Contrary to conventional wisdom, the report points out that young people continue to seek out news: seven in 10 of millennials get news on a daily basis. Forty per cent of them pay for at least one news specific app or digital subscription, and 16 per cent pay for a print newspaper subscription. News audiences are increasingly turning to mobile platforms, and for the first time, this is starting to replace desktop traffic: web usage data from comScore indicates that desktop audience numbers are falling as consumers spend more time with their smartphones.

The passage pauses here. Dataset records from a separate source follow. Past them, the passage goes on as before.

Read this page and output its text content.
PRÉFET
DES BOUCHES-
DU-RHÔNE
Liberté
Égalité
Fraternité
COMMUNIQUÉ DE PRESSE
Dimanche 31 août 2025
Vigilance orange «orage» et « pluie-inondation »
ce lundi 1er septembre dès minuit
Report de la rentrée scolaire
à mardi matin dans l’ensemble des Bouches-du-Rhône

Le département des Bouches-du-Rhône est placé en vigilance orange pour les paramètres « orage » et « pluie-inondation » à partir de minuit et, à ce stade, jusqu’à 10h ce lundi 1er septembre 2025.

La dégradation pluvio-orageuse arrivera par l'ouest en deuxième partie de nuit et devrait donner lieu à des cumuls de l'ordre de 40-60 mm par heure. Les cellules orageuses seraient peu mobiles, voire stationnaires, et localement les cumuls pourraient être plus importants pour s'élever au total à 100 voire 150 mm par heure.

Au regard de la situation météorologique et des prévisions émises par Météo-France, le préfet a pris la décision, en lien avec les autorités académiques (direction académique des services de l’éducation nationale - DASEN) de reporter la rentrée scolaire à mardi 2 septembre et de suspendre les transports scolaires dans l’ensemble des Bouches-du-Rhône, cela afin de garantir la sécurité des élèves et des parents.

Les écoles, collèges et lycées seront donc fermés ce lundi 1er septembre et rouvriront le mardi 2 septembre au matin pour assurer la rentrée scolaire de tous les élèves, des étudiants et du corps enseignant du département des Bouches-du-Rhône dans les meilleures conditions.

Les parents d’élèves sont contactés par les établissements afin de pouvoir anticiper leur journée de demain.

While the study reaffirmed the primacy of news market, it did not talk about the change in the nature of reporting and presenting the news in the emerging structure. Alexis Lloyd, the creative director of the New York Times R&D Lab, asks the question: “So what might news look like if we start to rethink the way we conceive of articles?”

In her article “The Future of News is Not An Article” she argues that particles would replace the conventional articles. “In order to leverage the knowledge that is inside every article published, we need to first encode it in a way that makes it searchable and extractable. This means identifying and annotating the potentially reusable pieces of information within an article as it is being written — bits that we in The New York Times R&D Lab have been calling Particles. This concept builds on ideas that have been discussed under the rubric of the Semantic Web for quite a while, but have not seen universal adoption because of the labour costs involved in doing so. At the Lab, we have been working on approaches to this kind of annotation and tagging that would greatly reduce the burden of work required.”

The word convergence may take a different meaning. Instead of trying to marry multi-media platforms, news organisations may open their extremely valuable archives and related contents through this ‘particles’ approach to make their product more valuable. Once the value of such editorial convergence is established, the ways to monetising would show up itself.